Chapitre huitième

   Après que Suave, Encre et Katell eurent fait irruption dans le bureau de Fallacy pour raconter ce qu'il venait de se passer, les deux rois vampires se regardèrent longuement. 

-Tu vas sûrement me prendre pour un fou, avança prudemment Macabre, mais ce n'est pas la première fois que j'entends parler d'un irlandais nommé Jack. 

   Encre porta un regard surpris vers son mari mais le squelette aux os noirs ne prononça pas un mot, se contentant de chercher parmi les livres de son bureau pour en sortir un ouvrage épais, vieux et rapiécé. 

-Katell, connais-tu les légendes celtes des temps anciens ? demanda le roi anglais en tournant consciencieusement les pages jaunies. 

   Surprise, la jeune fille prit le temps de répondre. 

-Eh bien, oui, pour certaines elles restent gravées dans les âmes de mon peuple. Mais je n'ai pas souvenir d'un homme celte qui correspondrait à cette description que sa Majesté de France  a faite.

-Mon amour, qu'est-ce que tu as en tête ? interrogea le peintre tandis que Suave se penchait légèrement au-dessus des caractères. 

   Fallacy désigna la page et commença à lire ce qui y était inscrit, et cette histoire était celle d'un homme nommé Jack. 

-Jack-O-Lantern, murmura le majordome en surprenant l'assemblée. 

   Les vampires et la jeune fille le regardèrent avec surprise. Suave, conscient d'avoir parlé sans y avoir été invité, baissa le crâne en reculant, mais Fallacy posa une main sur son épaule pour l'autorisé à continué, l'encourageant d'un sourire. 

-Suave, tu connais cette légende ? demanda Encre en ayant bon espoir. 

-Plus jeune, M'lord aimait que je lui lise souvent des contes et d'autres histoires lorsqu'il n'arrivait pas à dormir, répondit-il en évitant le regard de son maître. Cette légende parle d'un homme damné qui ne trouvait ni repos, que ce soit en enfer ou au paradis, et qui se voyait contraint d'errer entre la vie et la mort la nuit de Samain.

 -Ce n'est pas qu'une légende, intervint Macabre en prenant un autre livre qui ressemblait plus à un registre. Il y a environ une bonne centaine d'années, nous avons dû mener une guerre dans l'ombre, contre les Nécromanciens... 

   Au fur et à mesure qu'il tournait les pages, Fallacy se faisait de plus en plus nerveux, tripotant nerveusement ses mains. Encre lui prit doucement le poignet avant d'entrelacer ses doigts avec les siens et de caresser le dos de sa main, essayant de le rassurer. Le roi lui offrit un sourire triste mais reconnaissant avant de fixer les pages, inquiet. 

-Durant cette guerre, il y avait une rumeur qui courait, continua le français.

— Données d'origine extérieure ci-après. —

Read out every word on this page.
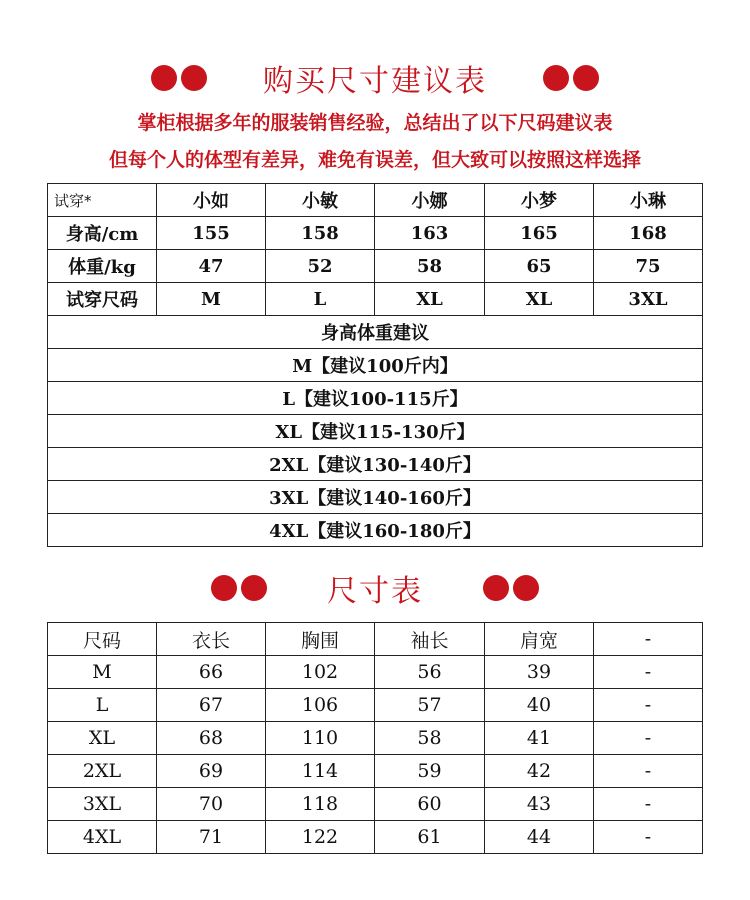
购买尺寸建议表
掌柜根据多年的服装销售经验，总结出了以下尺码建议表
但每个人的体型有差异，难免有误差，但大致可以按照这样选择
试穿*	小如	小敏	小娜	小梦	小琳
身高/cm	155	158	163	165	168
体重/kg	47	52	58	65	75
试穿尺码	M	L	XL	XL	3XL
身高体重建议					
M【建议100斤内】					
L【建议100-115斤】					
XL【建议115-130斤】					
2XL【建议130-140斤】					
3XL【建议140-160斤】					
4XL【建议160-180斤】					
尺寸表
尺码	衣长	胸围	袖长	肩宽	-
M	66	102	56	39	-
L	67	106	57	40	-
XL	68	110	58	41	-
2XL	69	114	59	42	-
3XL	70	118	60	43	-
4XL	71	122	61	44	-
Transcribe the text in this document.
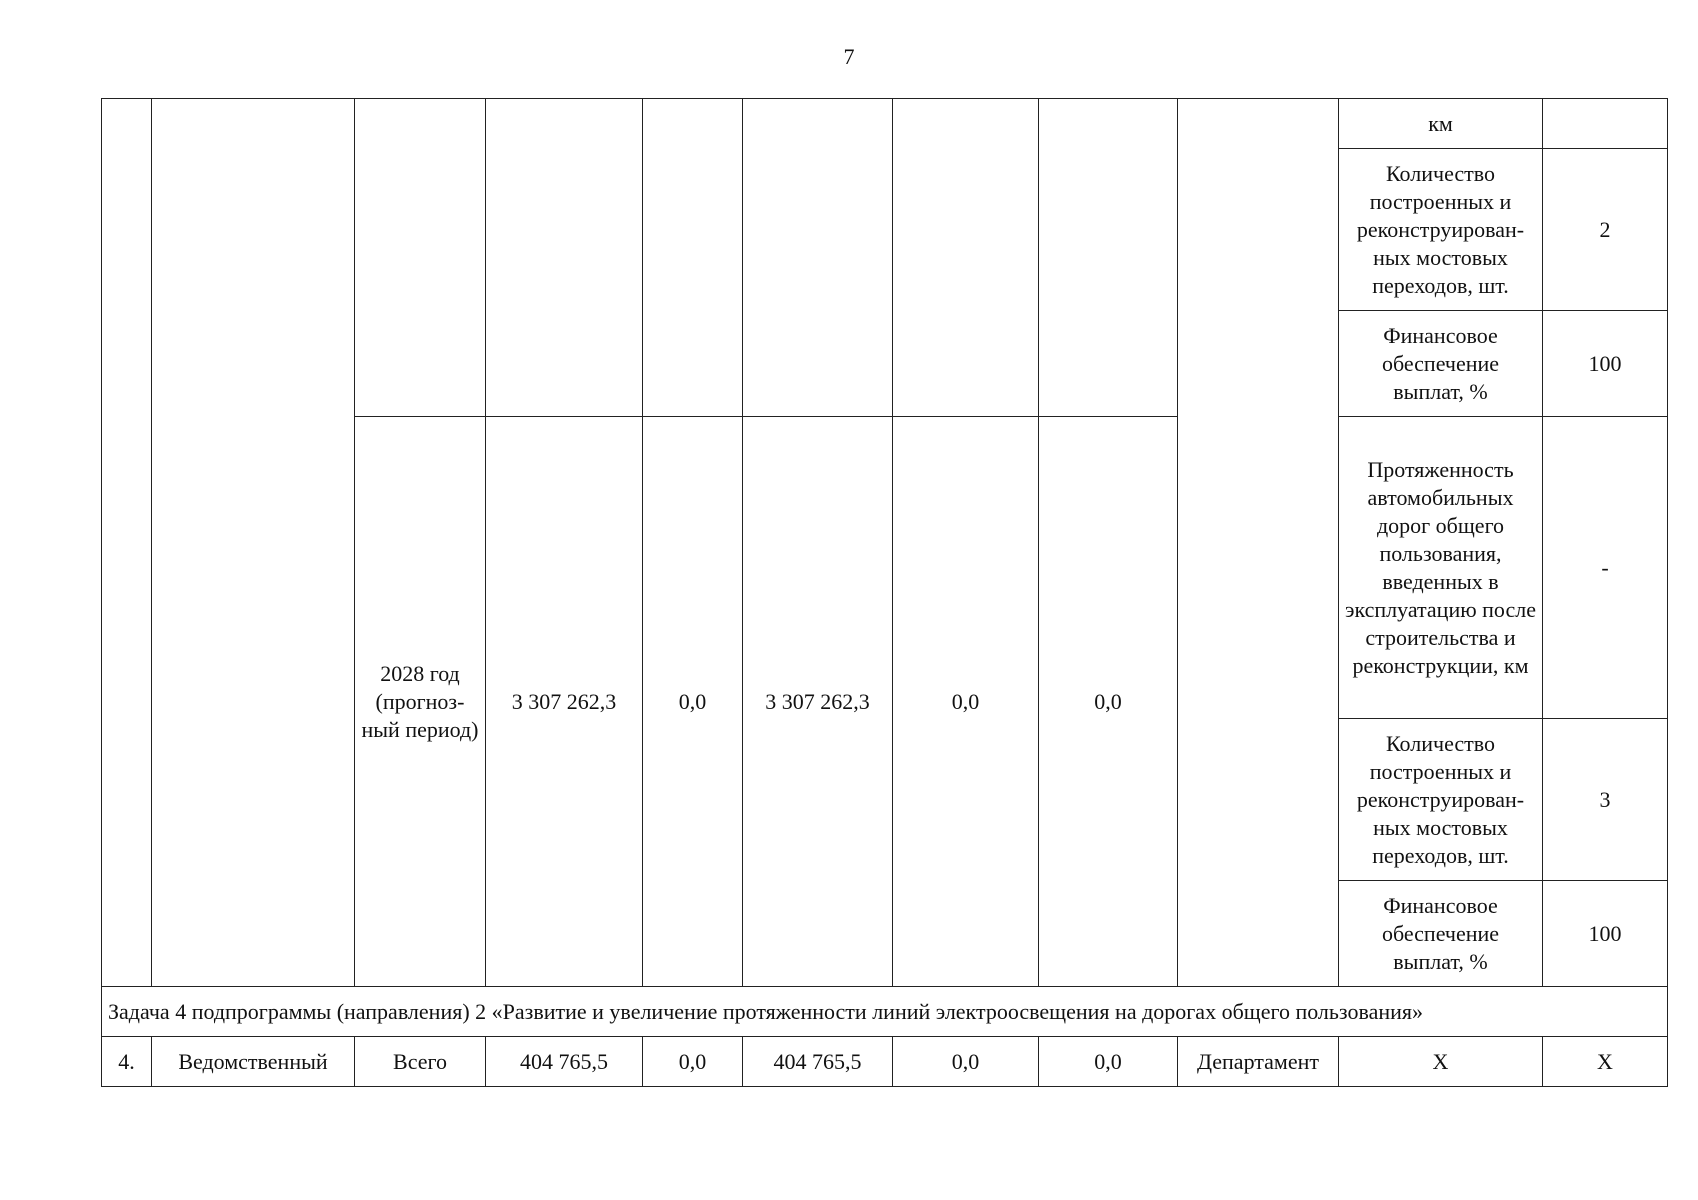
7
									км	
									Количество построенных и реконструирован-ных мостовых переходов, шт.	2
									Финансовое обеспечение выплат, %	100
		2028 год (прогноз-ный период)	3 307 262,3	0,0	3 307 262,3	0,0	0,0		Протяженность автомобильных дорог общего пользования, введенных в эксплуатацию после строительства и реконструкции, км	-
									Количество построенных и реконструирован-ных мостовых переходов, шт.	3
									Финансовое обеспечение выплат, %	100
Задача 4 подпрограммы (направления) 2 «Развитие и увеличение протяженности линий электроосвещения на дорогах общего пользования»										
4.	Ведомственный	Всего	404 765,5	0,0	404 765,5	0,0	0,0	Департамент	Х	Х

Une rumeur selon laquelle il était possible d'obtenir la vie éternelle grâce à ce que les Nécromanciens nommaient l'Émeraude de Lucifer. 

-Le Joyau le plus brillant de Sa Création, murmura Katell en ouvrant de grands yeux émerveillés. Selon la légende, Lucifer aurait perdu cette émeraude lors de sa Chute, au temps du temps avant le temps... 

-L'on dit aussi que le Graal des légendes aurait été taillé dans cette pierre précieuse, ajouta Encre en essayant de comprendre ce que tout cela avait à voir avec Jasper. Mais quel peut-être le rapport avec cet inconnu et Jasper ? 

   Macabre prit le temps de trouver le passage qu'il cherchait et lut à haute voix ce qui y était inscrit. 

-"Il ne dit rien, nous vîmes simplement sa silhouette au loin, et toute la mort qui empestait de son aura. Elle était froide mais semblait se couler entre les hommes pour mieux faire ressentir sa présence. Il ne dit rien, il fit juste un geste en direction du bois et nous vîmes ensuite sortir des ténèbres un être qui ressemblait à un chien noir aux yeux rubis, et de sa gueule s'échappa un hurlement qui hantât nos nuits depuis lors. Cet homme était le Maître de la Mort, il ne se battit point mais regarda les massacres de nos frères, et nous sûmes que jamais plus nous ne trouverions de paix en nos âmes, car lorsque son regard se posa sur nous, nous y vîmes les prunelles d'un damné qui ne pouvait vivre ou mourir."

   Il y eut ensuite un long silence, mais tous ressentirent ce frisson de peur et d'angoisse, un frisson désagréable qui descendait le long de leur colonne vertébrale et glaçait les muscles. Encre serra un peu la main de son mari, sensible à cette atmosphère et à un récit qui ressemblait bien trop à un témoignage pour ne pas en être un. Katell se cachait derrière eux, intimidée, et Macabre referma le livre en regardant les autres avec des yeux inquiets. 

-Peu importe son nom, reprit Macabre en regardant Suave. Si ce que Jasper t'a décrit à travers ses rêves est un homme semblable, il se peut qu'il soit responsable des danses macabres qui ont lieu en Empire germanique. Encre, vous avez vu cet homme, vous savez quelle aura de mort il dégage, et quelle force il possède. 

-Cela pourrait nous aider à déterminer où il emmène Jasper ! éclaira Katell en souriant, comme si elle avait retrouvé l'espoir. Vous êtes d'une perspicacité remarquable, messire !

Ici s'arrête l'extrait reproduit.